Pikovets reached the territory of Azovstal, a local steel plant with bomb shelters, on April 15, after fierce fighting broke out all around the city. At that point, Azovstal had a military hospital that was covering basic healthcare needs for wounded soldiers and civilians. There, Pikovets received treatment and stayed on its territory until May 17. Then he was captured by the Russian army.
“I want to forget all of this like it was a nightmare,” Pikovets said. “I’m not going to say we were tortured or anything. Those who came into captivity directly from Azovstal plant had some special approach from the Russians. Either they had some respect for us, or they were scared of us – I don’t know. But they saw us as warriors.”
Ukraine and Russia exchanged their prisoners of war on June 29 in one of the biggest prisoner swaps since the beginning of the war. A total of 144 Ukrainian soldiers were released and eventually returned home. Ninety-five of them are Azovstal defenders who fought in Mariupol.
The Chief Intelligence Directorate, which was overseeing the prisoner swap, mentioned that most of the released Ukrainian fighters have injuries – some quite serious, including gunshot wounds, explosion wounds, burns, and fractures. Some have already had hands or feet amputated. Right now, these soldiers are receiving medical and psychological treatment.
Earlier, on June 6, Ukrainian President Volodymyr Zelenskyy made an estimate of the number of Ukrainian soldiers held in Russian captivity: 2,500 Azovstal defenders were among them. Ukrayinska Pravda, a news website, confirmed this figure from own sources, adding that these people were held in Olenivka, a town in the Donbas that is controlled by the Russian invaders.
Back on May 16 Ukraine’s Armed Forces General Staff explained that the commanders of the defensive operation in Azovstal received the order to keep themselves alive by whatever means. The Azov Regiment published a statement where it said it was obeying the received order and places its hopes with the Ukrainian people.
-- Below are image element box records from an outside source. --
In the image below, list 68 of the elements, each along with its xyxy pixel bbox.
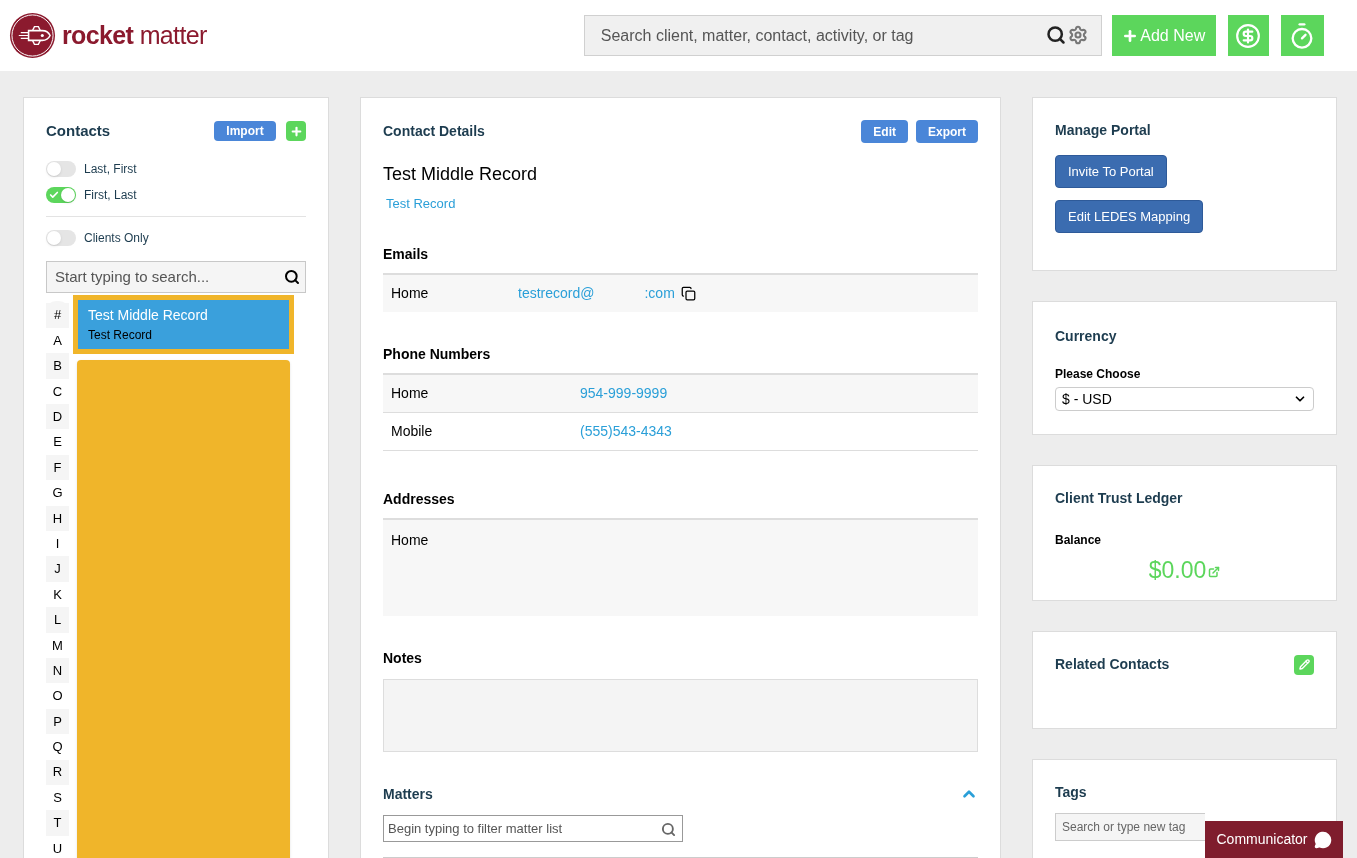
row-label: Home	[391, 283, 430, 303]
contact-full-name: Test Middle Record	[383, 163, 539, 186]
copy-icon[interactable]	[680, 285, 696, 301]
currency-select[interactable]: $ - USD	[1055, 387, 1314, 411]
search-icon[interactable]	[1045, 25, 1066, 45]
card-title: Currency	[1055, 327, 1118, 346]
alphabet-letter[interactable]: A	[46, 327, 69, 354]
tag-search-field[interactable]: Search or type new tag	[1055, 813, 1205, 841]
timer-button[interactable]	[1280, 15, 1324, 56]
card-title: Tags	[1055, 783, 1088, 802]
settings-icon[interactable]	[1067, 25, 1088, 45]
header-action-button[interactable]: Export	[916, 120, 978, 143]
toggle-switch[interactable]	[46, 229, 76, 246]
toggle-label: Last, First	[84, 160, 137, 178]
header-action-button[interactable]: Edit	[861, 120, 908, 143]
check-icon	[49, 189, 59, 200]
toggle-switch[interactable]	[46, 186, 76, 203]
communicator-button[interactable]: Communicator	[1205, 821, 1343, 858]
pencil-icon	[1298, 659, 1310, 670]
matter-filter-field[interactable]: Begin typing to filter matter list	[383, 814, 683, 843]
contact-name: Test Middle Record	[88, 305, 209, 325]
chat-bubble-icon	[1313, 830, 1332, 849]
alphabet-letter[interactable]: I	[46, 531, 69, 557]
row-label: Home	[391, 531, 429, 548]
search-icon[interactable]	[284, 268, 300, 285]
card-title: Manage Portal	[1055, 121, 1152, 140]
card-title: Client Trust Ledger	[1055, 489, 1184, 508]
alphabet-letter[interactable]: Q	[46, 734, 69, 760]
notes-area[interactable]	[383, 678, 978, 752]
contact-search-field[interactable]: Start typing to search...	[46, 260, 306, 293]
edit-button[interactable]	[1294, 654, 1314, 675]
alphabet-letter[interactable]: U	[46, 835, 69, 858]
external-link-icon[interactable]	[1208, 566, 1221, 579]
plus-icon	[1122, 27, 1139, 44]
dollar-icon	[1235, 22, 1262, 49]
portal-button[interactable]: Edit LEDES Mapping	[1055, 200, 1204, 233]
rocket-logo-icon	[9, 12, 56, 59]
alphabet-letter[interactable]: C	[46, 378, 69, 405]
contacts-title: Contacts	[46, 121, 111, 141]
row-label: Home	[391, 383, 430, 403]
field-label: Balance	[1055, 532, 1103, 549]
add-contact-button[interactable]	[286, 121, 306, 142]
toggle-label: Clients Only	[84, 229, 149, 247]
plus-icon	[289, 124, 303, 138]
section-title: Addresses	[383, 489, 456, 509]
matters-title: Matters	[383, 784, 433, 804]
alphabet-letter[interactable]: O	[46, 683, 69, 709]
row-label: Mobile	[391, 421, 434, 441]
alphabet-letter[interactable]: S	[46, 784, 69, 811]
alphabet-letter[interactable]: G	[46, 480, 69, 506]
import-button[interactable]: Import	[214, 121, 276, 142]
toggle-switch[interactable]	[46, 160, 76, 177]
section-title: Notes	[383, 648, 423, 668]
card-title: Related Contacts	[1055, 655, 1170, 674]
field-label: Please Choose	[1055, 366, 1142, 383]
logo-text: rocket matter	[62, 19, 207, 51]
alphabet-letter[interactable]: K	[46, 581, 69, 608]
contact-details-title: Contact Details	[383, 122, 485, 141]
portal-button[interactable]: Invite To Portal	[1055, 155, 1167, 188]
contact-subtitle: Test Record	[88, 326, 154, 344]
section-title: Phone Numbers	[383, 344, 492, 364]
contact-list-item[interactable]: Test Middle Record Test Record	[73, 294, 294, 354]
billing-button[interactable]	[1227, 15, 1269, 56]
global-search-field[interactable]: Search client, matter, contact, activity, or tag	[583, 15, 1102, 56]
alphabet-letter[interactable]: E	[46, 429, 69, 455]
toggle-label: First, Last	[84, 186, 137, 204]
alphabet-letter[interactable]: M	[46, 632, 69, 658]
section-title: Emails	[383, 244, 430, 264]
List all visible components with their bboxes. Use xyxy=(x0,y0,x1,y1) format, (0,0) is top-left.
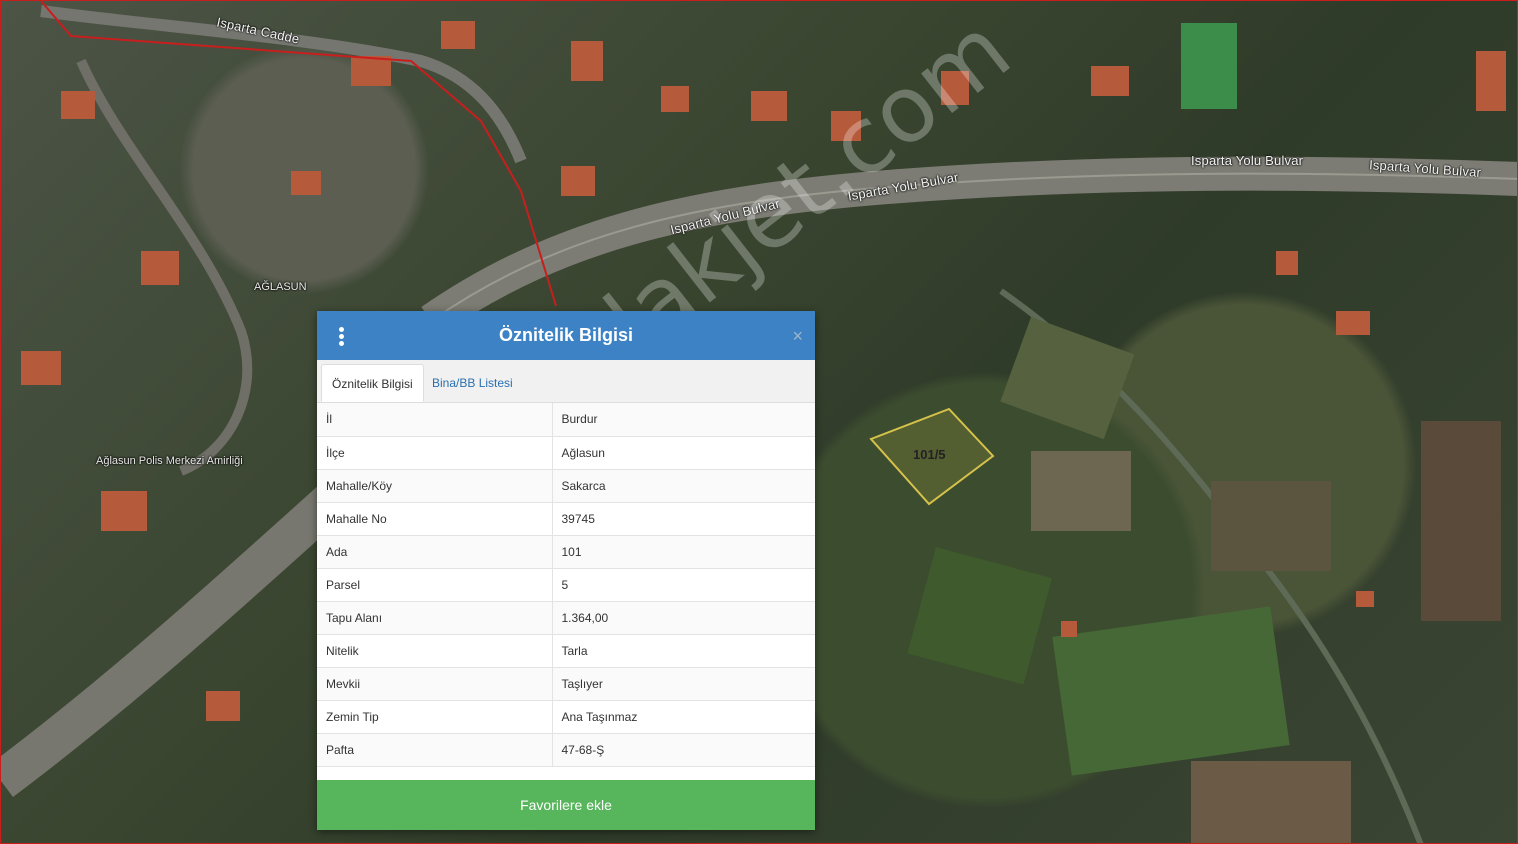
close-icon[interactable]: × xyxy=(792,327,803,345)
row-value: 101 xyxy=(552,535,815,569)
row-value: Taşlıyer xyxy=(552,667,815,701)
building xyxy=(831,111,861,141)
popup-title: Öznitelik Bilgisi xyxy=(498,325,634,345)
building xyxy=(61,91,95,119)
table-row: Pafta 47-68-Ş xyxy=(317,733,815,767)
table-row: Parsel 5 xyxy=(317,568,815,602)
row-value: 5 xyxy=(552,568,815,602)
row-key: İlçe xyxy=(317,436,553,470)
building xyxy=(1336,311,1370,335)
row-value: Ağlasun xyxy=(552,436,815,470)
building xyxy=(206,691,240,721)
field xyxy=(1421,421,1501,621)
sports-field xyxy=(1181,23,1237,109)
building xyxy=(941,71,969,105)
table-row: Nitelik Tarla xyxy=(317,634,815,668)
table-row: Tapu Alanı 1.364,00 xyxy=(317,601,815,635)
field xyxy=(1191,761,1351,843)
place-label-police: Ağlasun Polis Merkezi Amirliği xyxy=(96,455,243,467)
building xyxy=(21,351,61,385)
row-value: Ana Taşınmaz xyxy=(552,700,815,734)
road-southwest-highway xyxy=(1,486,345,797)
field xyxy=(1211,481,1331,571)
field xyxy=(1000,316,1135,440)
popup-header: Öznitelik Bilgisi × xyxy=(317,311,815,360)
building xyxy=(1356,591,1374,607)
road-label: Isparta Yolu Bulvar xyxy=(1191,153,1304,168)
building xyxy=(751,91,787,121)
table-row: Ada 101 xyxy=(317,535,815,569)
field xyxy=(1031,451,1131,531)
table-row: İlçe Ağlasun xyxy=(317,436,815,470)
tab-building-list[interactable]: Bina/BB Listesi xyxy=(422,364,523,402)
row-value: Burdur xyxy=(552,403,815,437)
building xyxy=(561,166,595,196)
add-to-favorites-button[interactable]: Favorilere ekle xyxy=(317,780,815,830)
tab-attribute-info[interactable]: Öznitelik Bilgisi xyxy=(321,364,424,402)
popup-tabs: Öznitelik Bilgisi Bina/BB Listesi xyxy=(317,360,815,403)
row-key: Mahalle/Köy xyxy=(317,469,553,503)
place-label-town: AĞLASUN xyxy=(254,281,307,293)
parcel-label[interactable]: 101/5 xyxy=(913,447,946,462)
building xyxy=(571,41,603,81)
field xyxy=(907,547,1052,685)
building xyxy=(661,86,689,112)
row-key: Nitelik xyxy=(317,634,553,668)
row-value: Sakarca xyxy=(552,469,815,503)
row-value: 39745 xyxy=(552,502,815,536)
attribute-info-popup: Öznitelik Bilgisi × Öznitelik Bilgisi Bi… xyxy=(317,311,815,830)
row-key: Zemin Tip xyxy=(317,700,553,734)
table-row: İl Burdur xyxy=(317,403,815,437)
row-key: Mevkii xyxy=(317,667,553,701)
table-row: Mahalle/Köy Sakarca xyxy=(317,469,815,503)
attribute-table: İl Burdur İlçe Ağlasun Mahalle/Köy Sakarca … xyxy=(317,403,815,767)
building xyxy=(141,251,179,285)
building xyxy=(1061,621,1077,637)
row-value: Tarla xyxy=(552,634,815,668)
building xyxy=(1276,251,1298,275)
row-value: 1.364,00 xyxy=(552,601,815,635)
row-key: Ada xyxy=(317,535,553,569)
building xyxy=(101,491,147,531)
row-key: Parsel xyxy=(317,568,553,602)
table-row: Zemin Tip Ana Taşınmaz xyxy=(317,700,815,734)
building xyxy=(441,21,475,49)
table-row: Mahalle No 39745 xyxy=(317,502,815,536)
row-value: 47-68-Ş xyxy=(552,733,815,767)
row-key: Tapu Alanı xyxy=(317,601,553,635)
row-key: Pafta xyxy=(317,733,553,767)
building xyxy=(351,56,391,86)
building xyxy=(1091,66,1129,96)
row-key: İl xyxy=(317,403,553,437)
field xyxy=(1052,606,1290,776)
row-key: Mahalle No xyxy=(317,502,553,536)
table-row: Mevkii Taşlıyer xyxy=(317,667,815,701)
building xyxy=(291,171,321,195)
building xyxy=(1476,51,1506,111)
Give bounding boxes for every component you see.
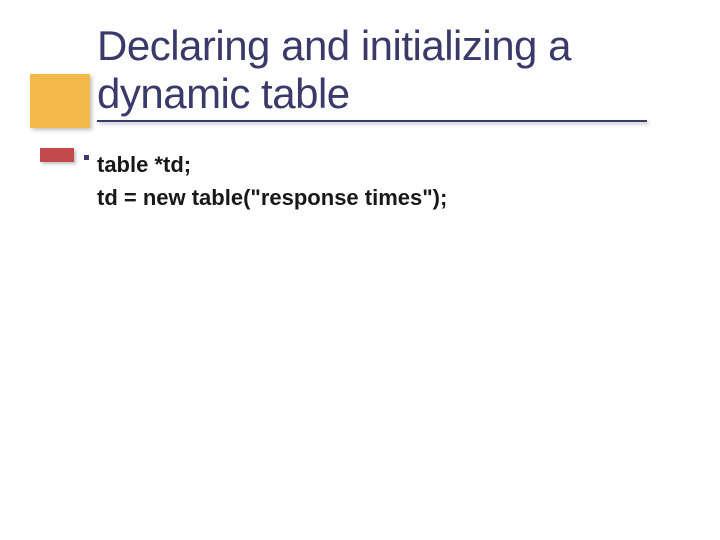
- code-line-2: td = new table("response times");: [97, 181, 690, 214]
- content-block: table *td; td = new table("response time…: [97, 148, 690, 214]
- bullet-icon: [84, 155, 89, 160]
- accent-square: [30, 74, 90, 128]
- slide-title: Declaring and initializing a dynamic tab…: [97, 22, 690, 119]
- accent-line: [40, 148, 74, 162]
- title-block: Declaring and initializing a dynamic tab…: [97, 22, 690, 119]
- title-underline: [97, 120, 647, 122]
- code-line-1: table *td;: [97, 148, 690, 181]
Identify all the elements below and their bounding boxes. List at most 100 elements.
Then, Defense Minister Oleksiy Reznikov said that Mariupol defenders had completed their mission successfully: they had held up a group of 20,000 Russian soldiers and had prevented them from advancing further into Zaporizhzhya and Donetsk oblasts. After completing this mission, fighters were ordered to preserve their own lives.
Hanna Malyar, deputy defense minister, explained that there were few options for rescuing the Azovstal defenders. The Ukrainian operation to liberate Mariupol will continue until the city is fully liberated and controlled by the Ukrainian army, she added.